Abstract:
Plastic pollution has become a major environmental concern globally, and novel and eco-friendly approaches like bioremediation are essential to mitigate the impact. Low-density polyethylene (LDPE), linear low-density polyethylene (LLDPE), and expanded polystyrene (EPS) are three of the most frequently used plastic types. This study examined biodegradation of these using Zophobas atratus larvae, followed by isolation and whole genome sequencing of gut bacteria collected from larvae frass.
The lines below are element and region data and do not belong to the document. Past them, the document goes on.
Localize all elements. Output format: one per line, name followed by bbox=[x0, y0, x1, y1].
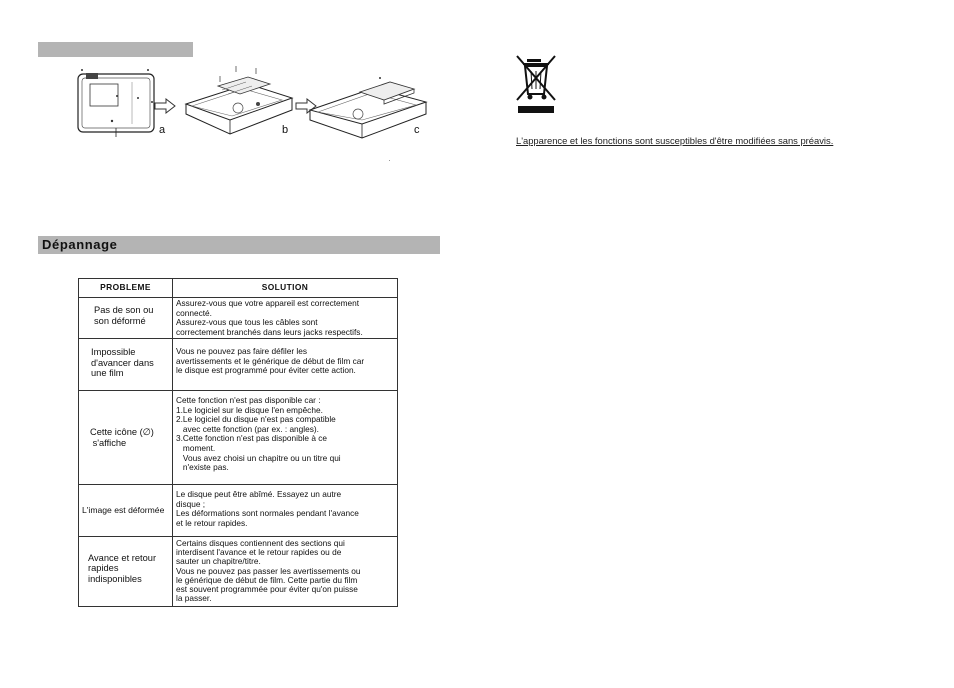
specifications-notice: L'apparence et les fonctions sont susceptibles d'être modifiées sans préavis. bbox=[516, 135, 834, 146]
solution-line: le générique de début de film. Cette partie du film bbox=[176, 574, 358, 585]
solution-line: le disque est programmé pour éviter cette action. bbox=[176, 365, 356, 376]
solution-line: 1.Le logiciel sur le disque l'en empêche. bbox=[176, 404, 323, 415]
solution-line: avec cette fonction (par ex. : angles). bbox=[176, 423, 319, 434]
problem-cell bbox=[79, 537, 173, 607]
problem-line: rapides bbox=[88, 563, 119, 574]
problem-line: Impossible bbox=[91, 347, 136, 357]
troubleshooting-table bbox=[78, 278, 398, 607]
solution-cell bbox=[173, 537, 398, 607]
header-probleme: PROBLEME bbox=[79, 279, 173, 298]
problem-line: indisponibles bbox=[88, 573, 142, 584]
solution-line: est souvent programmée pour éviter qu'on puisse bbox=[176, 584, 358, 595]
problem-line: une film bbox=[91, 368, 124, 379]
weee-crossed-bin-icon bbox=[514, 54, 558, 118]
battery-diagram-panel-b bbox=[178, 64, 298, 140]
problem-line: Cette icône (∅) bbox=[90, 426, 154, 437]
table-row bbox=[79, 339, 398, 391]
solution-line: connecté. bbox=[176, 307, 212, 318]
solution-cell bbox=[173, 391, 398, 485]
solution-line: Certains disques contiennent des sections qui bbox=[176, 538, 345, 548]
solution-line: disque ; bbox=[176, 498, 206, 509]
solution-line: 3.Cette fonction n'est pas disponible à ce bbox=[176, 433, 328, 444]
arrow-right-icon bbox=[154, 98, 176, 114]
diagram-label-a: a bbox=[159, 124, 166, 136]
solution-line: Assurez-vous que votre appareil est correctement bbox=[176, 298, 360, 308]
diagram-label-b: b bbox=[282, 124, 289, 136]
solution-line: Cette fonction n'est pas disponible car : bbox=[176, 395, 321, 405]
solution-cell bbox=[173, 339, 398, 391]
problem-line: d'avancer dans bbox=[91, 357, 154, 368]
problem-line: s'affiche bbox=[90, 437, 127, 448]
solution-line: sauter un chapitre/titre. bbox=[176, 556, 261, 567]
solution-line: Assurez-vous que tous les câbles sont bbox=[176, 317, 318, 328]
header-solution: SOLUTION bbox=[173, 279, 398, 298]
table-row bbox=[79, 298, 398, 339]
diagram-label-c: c bbox=[414, 124, 420, 136]
solution-cell bbox=[173, 298, 398, 339]
solution-line: Vous ne pouvez pas passer les avertissements ou bbox=[176, 565, 361, 576]
section-header-bar-battery bbox=[38, 42, 193, 57]
table-row bbox=[79, 485, 398, 537]
solution-line: la passer. bbox=[176, 593, 212, 604]
problem-line: son déformé bbox=[94, 315, 146, 326]
solution-line: interdisent l'avance et le retour rapides ou de bbox=[176, 547, 342, 558]
problem-line: Pas de son ou bbox=[94, 305, 154, 315]
solution-line: Les déformations sont normales pendant l'avance bbox=[176, 508, 359, 519]
problem-line: L'image est déformée bbox=[82, 505, 165, 516]
solution-cell bbox=[173, 485, 398, 537]
solution-line: Vous ne pouvez pas faire défiler les bbox=[176, 346, 307, 356]
problem-cell bbox=[79, 298, 173, 339]
solution-line: et le retour rapides. bbox=[176, 517, 248, 528]
problem-line: Avance et retour bbox=[88, 552, 157, 563]
solution-line: Vous avez choisi un chapitre ou un titre qui bbox=[176, 452, 341, 463]
table-header-row bbox=[79, 279, 398, 298]
table-row bbox=[79, 537, 398, 607]
solution-line: avertissements et le générique de début de film car bbox=[176, 355, 365, 366]
solution-line: moment. bbox=[176, 442, 216, 453]
problem-cell bbox=[79, 339, 173, 391]
solution-line: Le disque peut être abîmé. Essayez un autre bbox=[176, 489, 342, 499]
solution-line: correctement branchés dans leurs jacks respectifs. bbox=[176, 326, 363, 337]
table-row bbox=[79, 391, 398, 485]
scan-speck bbox=[389, 160, 390, 161]
problem-cell bbox=[79, 485, 173, 537]
section-title: Dépannage bbox=[42, 237, 118, 252]
problem-cell bbox=[79, 391, 173, 485]
solution-line: n'existe pas. bbox=[176, 462, 229, 473]
solution-line: 2.Le logiciel du disque n'est pas compatible bbox=[176, 414, 336, 425]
Over 36 days, 24.04 % LDPE, 20.01 % EPS, and 15.12 % LLDPE were consumed on average by the larvae, with survival rates of 85 %, 90 %, and 87 %, respectively. Fourier transform infrared spectroscopy (FTIR) analysis of fresh plastic types, consumed plastics, and larvae frass showed proof of plastic oxidation in the gut. Frass bacteria were isolated and cultured in minimal salt media supplemented with plastics as the sole carbon source. Two isolates of bacteria were sampled from these cultures, designated PDB-1 and PDB-2. PDB-1 could survive on LDPE and LLDPE as carbon sources, whereas PDB-2 could survive on EPS. Scanning Electron Microscopy (SEM) provided proof of degradation in both cases. Both isolates were identified as strains of Pseudomonas aeruginosa, followed by sequencing, assembly, and annotation of their genomes. LDPE- and LLDPE-degrading enzymes e.g., P450 monooxygenase, alkane monooxygenase, alcohol dehydrogenase, etc. were identified in PDB-1. Similarly, phenylacetaldehyde dehydrogenase and other enzymes involved in EPS degradation were identified in PDB-2. Genes of both isolates were compared with genomes of known plastic-degrading P. aeruginosa strains. Virulence factors, antibiotic-resistance genes, and rhamnolipid biosurfactant biosynthesis genes were also identified in both isolates. This study indicated Zophobas atratus larvae as potential LDPE, LLDPE, and EPS biodegradation agent. Additionally, the isolated strains of Pseudomonas aeruginosa provide a more direct and eco-friendly solution for plastic degradation. Confirmation and modification of the plastic-degrading pathways in the bacteria may create scope for metabolic engineering in the future.
摘要:
塑料污染已成为全球主要的环境问题,生物修复等新型环保方法对于减轻影响至关重要。低密度聚乙烯(LDPE),线性低密度聚乙烯(LLDPE),和发泡聚苯乙烯(EPS)是三种最常用的塑料类型。这项研究使用Zophobasatratus幼虫检查了这些的生物降解,然后对从幼虫中收集的肠道细菌进行分离和全基因组测序。超过36天,24.04%LDPE,每股收益20.01%,幼虫平均消耗15.12%的LLDPE,存活率为85%,90%,87%,分别。傅里叶变换红外光谱(FTIR)分析新鲜塑料类型,消耗的塑料,幼虫Frass在肠道中显示出塑料氧化的证据。在补充有塑料作为唯一碳源的基本盐培养基中分离并培养Frass细菌。从这些培养物中取样了两种细菌,指定为PDB-1和PDB-2。PDB-1可以在LDPE和LLDPE上作为碳源存活,而PDB-2可以在EPS上存活。扫描电子显微镜(SEM)提供了两种情况下降解的证据。两株分离物均被鉴定为铜绿假单胞菌,其次是测序,装配,和它们基因组的注释。LDPE和LLDPE降解酶,例如P450单加氧酶,烷烃单加氧酶,乙醇脱氢酶,等。在PDB-1中鉴定。同样,在PDB-2中鉴定了苯乙醛脱氢酶和其他参与EPS降解的酶。将两种分离物的基因与已知的塑料降解铜绿假单胞菌菌株的基因组进行比较。毒力因子,抗生素抗性基因,和鼠李糖脂生物表面活性剂生物合成基因也在两个分离物中被鉴定。本研究表明Zophobasatratus幼虫是潜在的LDPE,LLDPE,和EPS生物降解剂。此外,铜绿假单胞菌的分离菌株为塑料降解提供了更直接、更环保的解决方案。细菌中塑料降解途径的确认和修饰可能为将来的代谢工程创造空间。